The basic idea behind the GCC inliner is to inline greedily as long as it estimates that the code size does not increase too much (where the growth limit depends on optimization level, if the function is hot/cold, etc.). One important special case is functions that are called exactly once — they do not increase code size if they are inlined, as the inlining just moves the code from the callee into the caller.

STL usage often expands to a large amount of code, for example, the string constructor used in the examples above calls
template<typename _CharT, typename _Traits, typename _Alloc>
  template<typename _InIterator>
    void
    basic_string<_CharT, _Traits, _Alloc>::
    _M_construct(_InIterator __beg, _InIterator __end,
                 std::forward_iterator_tag)
    {
      // NB: Not required, but considered best practice.
      if (__gnu_cxx::__is_null_pointer(__beg) && __beg != __end)
        std::__throw_logic_error(__N("basic_string::"
                                     "_M_construct null not valid"));

      size_type __dnew =
        static_cast<size_type>(std::distance(__beg, __end));

      if (__dnew > size_type(_S_local_capacity))
        {
          _M_data(_M_create(__dnew, size_type(0)));
          _M_capacity(__dnew);
        }

      // Check for out_of_range and length_error exceptions.
      __try
        { this->_S_copy_chars(_M_data(), __beg, __end); }
      __catch(...)
        {
          _M_dispose();
          __throw_exception_again;
        }

      _M_set_length(__dnew);
    }
This in turn calls several other functions, and more than 50 function calls need to be inlined in order to fully optimize foo.
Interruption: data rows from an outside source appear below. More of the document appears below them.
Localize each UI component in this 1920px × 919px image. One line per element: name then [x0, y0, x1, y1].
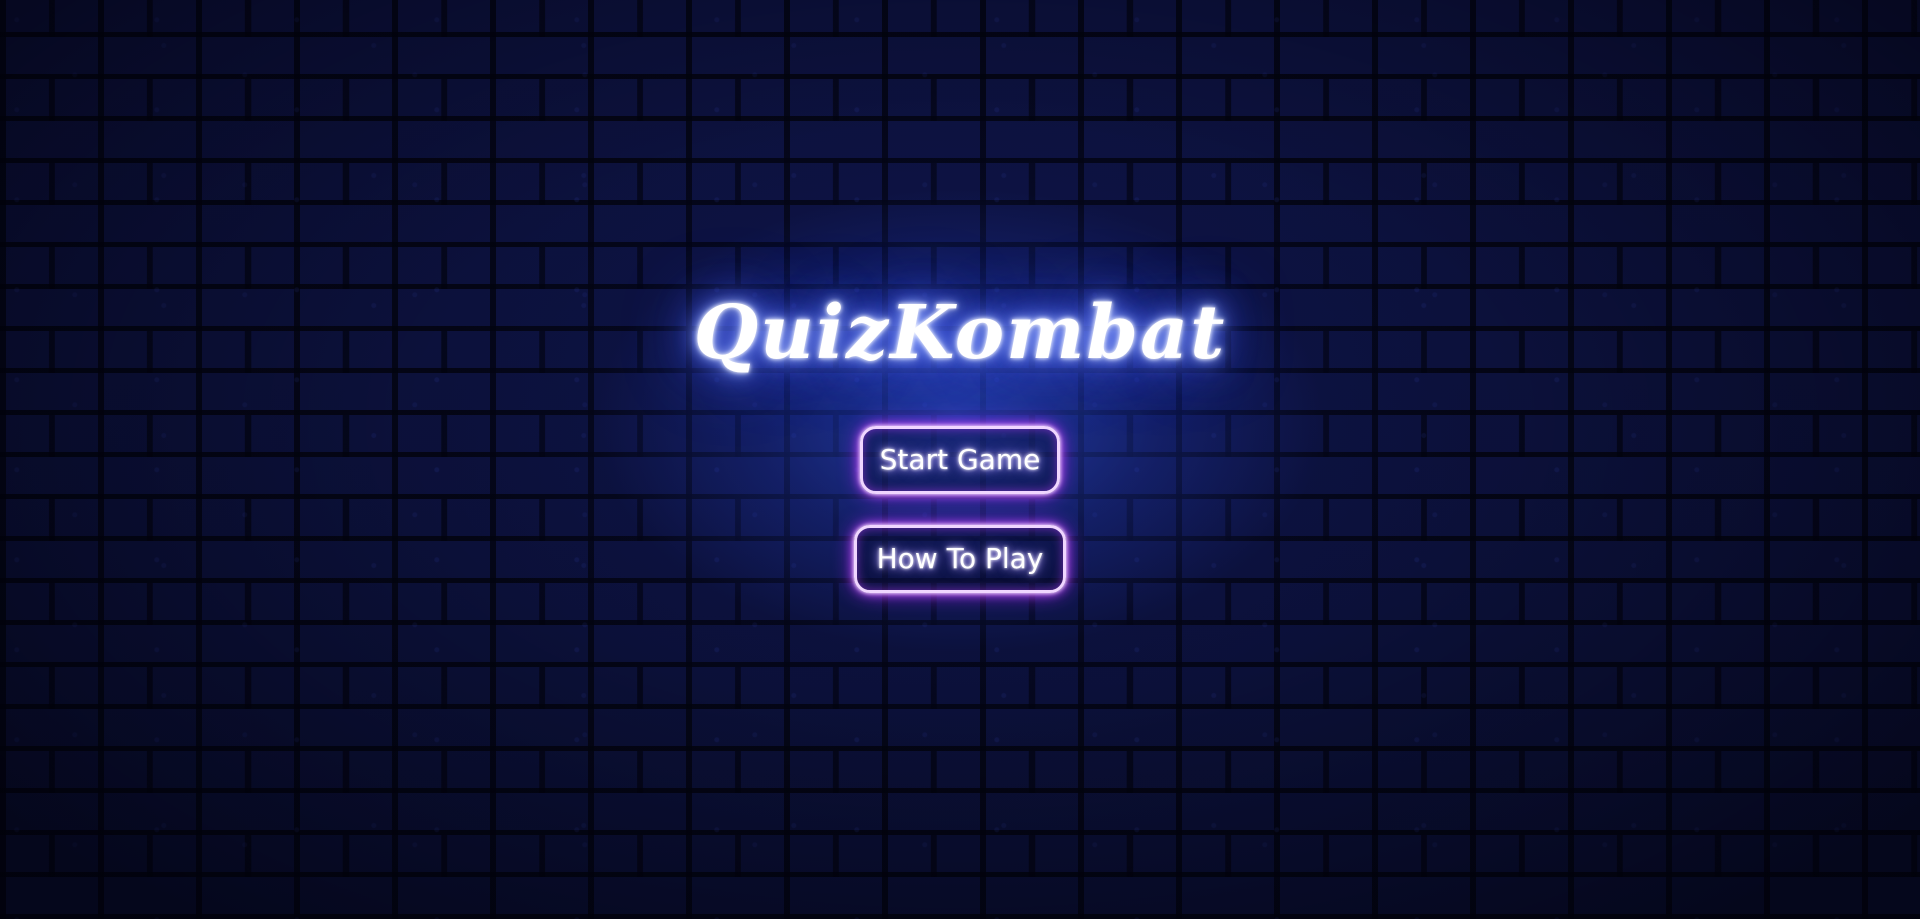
menu-content: QuizKombat Start Game How To Play: [0, 0, 1920, 919]
how-to-play-button[interactable]: How To Play: [854, 525, 1066, 593]
start-game-button[interactable]: Start Game: [860, 426, 1060, 494]
game-title: QuizKombat: [693, 290, 1227, 376]
main-menu-screen: QuizKombat Start Game How To Play: [0, 0, 1920, 919]
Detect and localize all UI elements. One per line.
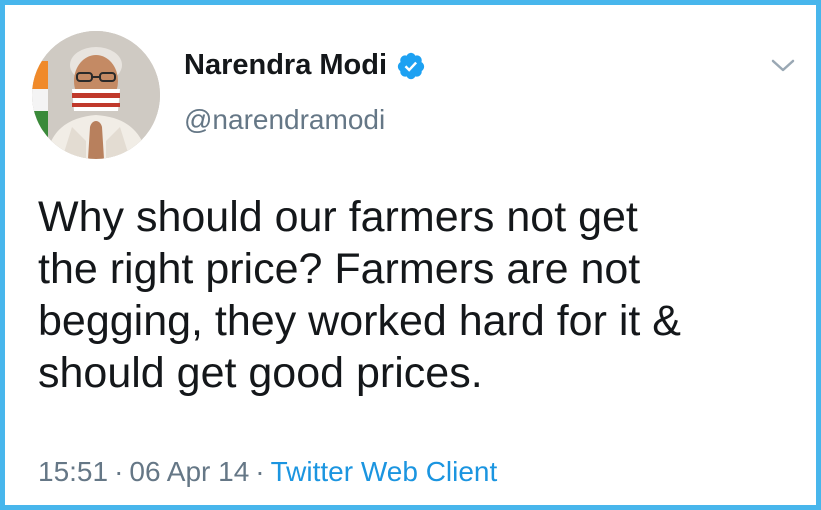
profile-photo-icon [32, 31, 160, 159]
display-name-text: Narendra Modi [184, 49, 388, 81]
chevron-down-icon[interactable] [769, 55, 797, 77]
avatar[interactable] [32, 31, 160, 159]
user-handle[interactable]: @narendramodi [184, 104, 385, 136]
tweet-text-line: should get good prices. [38, 349, 483, 397]
verified-badge-icon [396, 51, 426, 81]
tweet-text: Why should our farmers not get the right… [38, 191, 798, 399]
tweet-date[interactable]: 06 Apr 14 [129, 456, 249, 487]
tweet-time[interactable]: 15:51 [38, 456, 108, 487]
separator: · [114, 456, 124, 487]
tweet-card: Narendra Modi @narendramodi Why should o… [0, 0, 821, 510]
display-name[interactable]: Narendra Modi [184, 49, 426, 82]
tweet-text-line: Why should our farmers not get [38, 193, 638, 241]
tweet-text-line: the right price? Farmers are not [38, 245, 641, 293]
separator: · [255, 456, 265, 487]
tweet-metadata: 15:51 · 06 Apr 14 · Twitter Web Client [38, 456, 497, 488]
tweet-text-line: begging, they worked hard for it & [38, 297, 681, 345]
tweet-source-link[interactable]: Twitter Web Client [271, 456, 498, 487]
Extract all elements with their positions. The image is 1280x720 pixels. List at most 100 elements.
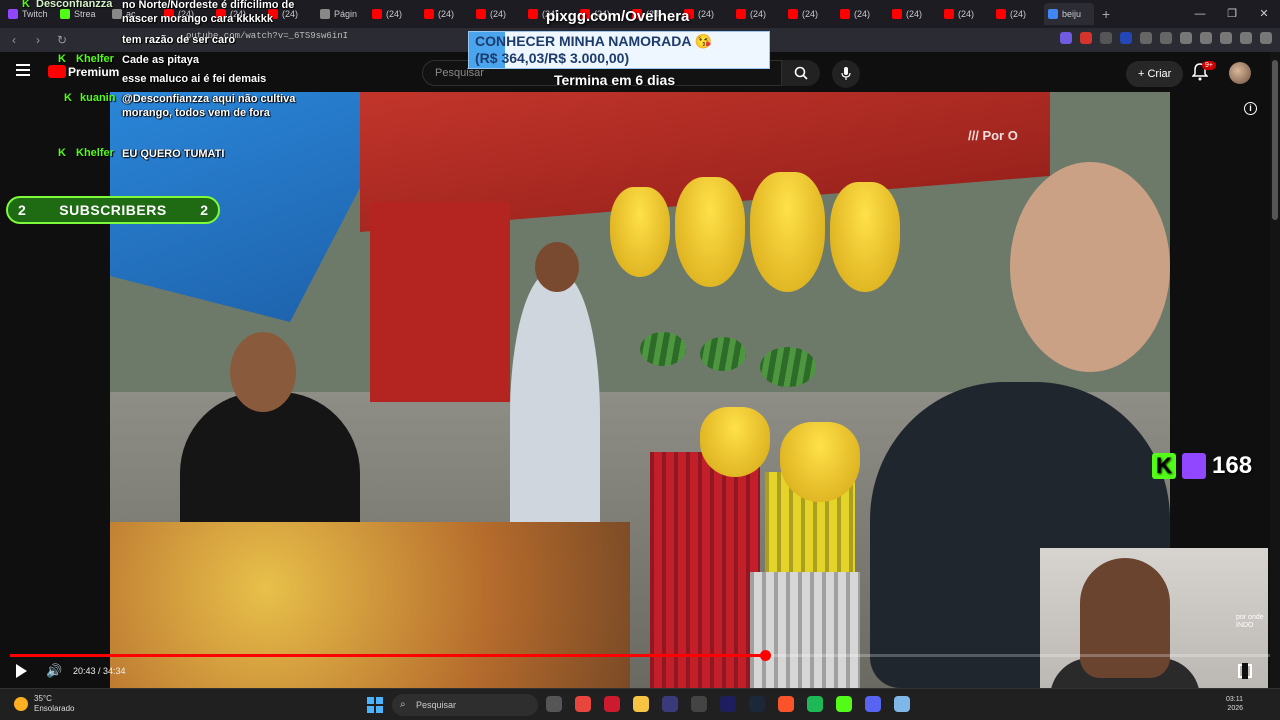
- tab-favicon-icon: [840, 9, 850, 19]
- youtube-premium-label[interactable]: Premium: [68, 65, 119, 79]
- opera-icon[interactable]: [604, 696, 620, 712]
- extension-icon[interactable]: [1060, 32, 1072, 44]
- fullscreen-icon[interactable]: [1238, 663, 1252, 679]
- chat-message: @Desconfianzza aqui não cultiva morango,…: [122, 93, 296, 119]
- browser-tab[interactable]: (24): [940, 3, 990, 25]
- browser-tab[interactable]: (24): [732, 3, 782, 25]
- browser-tab[interactable]: (24): [472, 3, 522, 25]
- goal-text: CONHECER MINHA NAMORADA 😘 (R$ 364,03/R$ …: [475, 33, 712, 67]
- extension-icon[interactable]: [1120, 32, 1132, 44]
- chrome-icon[interactable]: [575, 696, 591, 712]
- notes-icon[interactable]: [894, 696, 910, 712]
- volume-icon[interactable]: 🔊: [46, 663, 62, 679]
- white-crate-stack: [750, 572, 860, 688]
- video-player[interactable]: [110, 92, 1170, 688]
- reload-icon[interactable]: ↻: [52, 33, 72, 47]
- app-icon[interactable]: [662, 696, 678, 712]
- wallet-icon[interactable]: [1220, 32, 1232, 44]
- extension-icon[interactable]: [1140, 32, 1152, 44]
- scrollbar-thumb[interactable]: [1272, 60, 1278, 220]
- chat-username: Khelfer: [76, 147, 114, 159]
- tab-favicon-icon: [944, 9, 954, 19]
- seated-person-head: [230, 332, 296, 412]
- notification-badge: 9+: [1202, 61, 1216, 70]
- shield-icon[interactable]: [1240, 32, 1252, 44]
- folder-icon[interactable]: [633, 696, 649, 712]
- chat-message: tem razão de ser caro: [122, 34, 236, 46]
- hamburger-menu-icon[interactable]: [16, 64, 30, 76]
- arrow-app-icon[interactable]: [720, 696, 736, 712]
- streamer-face: [1080, 558, 1170, 678]
- system-clock[interactable]: 03:11 2026: [1226, 695, 1243, 713]
- screen: Twitch Strea ac (24) (24) (24) Págin (24) (24) (2…: [0, 0, 1280, 720]
- new-tab-button[interactable]: +: [1102, 6, 1110, 22]
- chat-message: no Norte/Nordeste é difícilimo de nascer…: [122, 0, 295, 25]
- forward-icon[interactable]: ›: [28, 33, 48, 47]
- minimize-button[interactable]: —: [1184, 0, 1216, 28]
- tab-favicon-icon: [892, 9, 902, 19]
- search-button[interactable]: [782, 60, 820, 86]
- browser-tab[interactable]: Págin: [316, 3, 366, 25]
- play-icon[interactable]: [16, 664, 27, 678]
- spotify-icon[interactable]: [807, 696, 823, 712]
- windows-taskbar: 35°C Ensolarado ⌕ Pesquisar 03:11 2026: [0, 688, 1280, 720]
- back-icon[interactable]: ‹: [4, 33, 24, 47]
- hanging-bananas: [750, 172, 825, 292]
- sidebar-icon[interactable]: [1200, 32, 1212, 44]
- weather-widget[interactable]: 35°C Ensolarado: [14, 694, 74, 714]
- subs-count-left: 2: [18, 202, 26, 218]
- tab-label: (24): [906, 9, 923, 19]
- browser-tab[interactable]: (24): [836, 3, 886, 25]
- tab-label: (24): [802, 9, 819, 19]
- vendor-head: [535, 242, 579, 292]
- tab-label: (24): [698, 9, 715, 19]
- video-progress-bar[interactable]: [10, 650, 1270, 661]
- chat-message: esse maluco ai é fei demais: [122, 73, 267, 85]
- browser-tab[interactable]: (24): [368, 3, 418, 25]
- progress-scrubber[interactable]: [759, 650, 771, 661]
- chat-username: Khelfer: [76, 53, 114, 65]
- menu-icon[interactable]: [1260, 32, 1272, 44]
- browser-tab[interactable]: beiju: [1044, 3, 1094, 25]
- browser-tab[interactable]: (24): [420, 3, 470, 25]
- window-controls: — ❐ ✕: [1184, 0, 1280, 28]
- browser-tab[interactable]: (24): [784, 3, 834, 25]
- sun-icon: [14, 697, 28, 711]
- kick-app-icon[interactable]: [836, 696, 852, 712]
- taskbar-search[interactable]: ⌕ Pesquisar: [392, 694, 538, 716]
- extension-icon[interactable]: [1100, 32, 1112, 44]
- close-window-button[interactable]: ✕: [1248, 0, 1280, 28]
- account-avatar[interactable]: [1229, 62, 1251, 84]
- tab-label: Strea: [74, 9, 96, 19]
- chat-username: kuanin: [80, 92, 116, 104]
- maximize-button[interactable]: ❐: [1216, 0, 1248, 28]
- create-button[interactable]: + Criar: [1126, 61, 1184, 87]
- task-view-icon[interactable]: [546, 696, 562, 712]
- clock-date: 2026: [1227, 705, 1243, 712]
- discord-icon[interactable]: [865, 696, 881, 712]
- tab-label: (24): [854, 9, 871, 19]
- tab-favicon-icon: [372, 9, 382, 19]
- music-icon[interactable]: [1180, 32, 1192, 44]
- tab-favicon-icon: [1048, 9, 1058, 19]
- info-icon[interactable]: i: [1244, 102, 1257, 115]
- taskbar-apps: [546, 696, 910, 712]
- brave-icon[interactable]: [778, 696, 794, 712]
- extension-icon[interactable]: [1080, 32, 1092, 44]
- video-time: 20:43 / 34:34: [73, 666, 126, 676]
- browser-tab[interactable]: (24): [992, 3, 1042, 25]
- browser-tab[interactable]: (24): [888, 3, 938, 25]
- tab-label: (24): [438, 9, 455, 19]
- hanging-bananas: [675, 177, 745, 287]
- youtube-logo-icon[interactable]: [48, 65, 66, 78]
- steam-icon[interactable]: [749, 696, 765, 712]
- weather-condition: Ensolarado: [34, 704, 75, 713]
- obs-icon[interactable]: [691, 696, 707, 712]
- puzzle-icon[interactable]: [1160, 32, 1172, 44]
- search-icon: ⌕: [400, 699, 406, 710]
- start-button[interactable]: [367, 697, 383, 713]
- voice-search-button[interactable]: [832, 60, 860, 88]
- kick-badge-icon: K: [58, 147, 66, 159]
- hanging-bananas: [830, 182, 900, 292]
- page-scrollbar[interactable]: [1270, 52, 1280, 688]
The temporary code increase of inlinling before the code gets optimized is over the limit allowed by -O2, but foo has exactly one string, so the compiler can inline this without increasing code size, and the compiler can eventually eliminate everything. But the bar function does not get the constructors inlined, as it constructs two strings...

This can have surprising effects when trying to understand how well code optimize. For example, we saw that foo optimizes to return a constant value, so let us add one more identical function
int foo()
{
    return std::string("a").size();
}

int foo2()
{
    return std::string("b").size();
}
We now construct two strings, which prevents inlining. So neither foo nor foo2 will be fully optimized when compiled with -O2.

The -O3 optimization level allows more inlining, so all examples in this blog post optimize fully when compiled using -O3 (so I assume Jason used -O2 for his examples). In general, -O2 does optimizations that do not involve a space-speed tradeoff, while -O3 allows the code size to increase if the resulting code is faster (which is good if you have enough cache).

To conclude:
  • It is not enough to look at trivial code snippets if you want to verify that your complex templated code is being optimized as you expect.
  • You may want to use -O3 rather than -O2 when compiling code for modern architectures.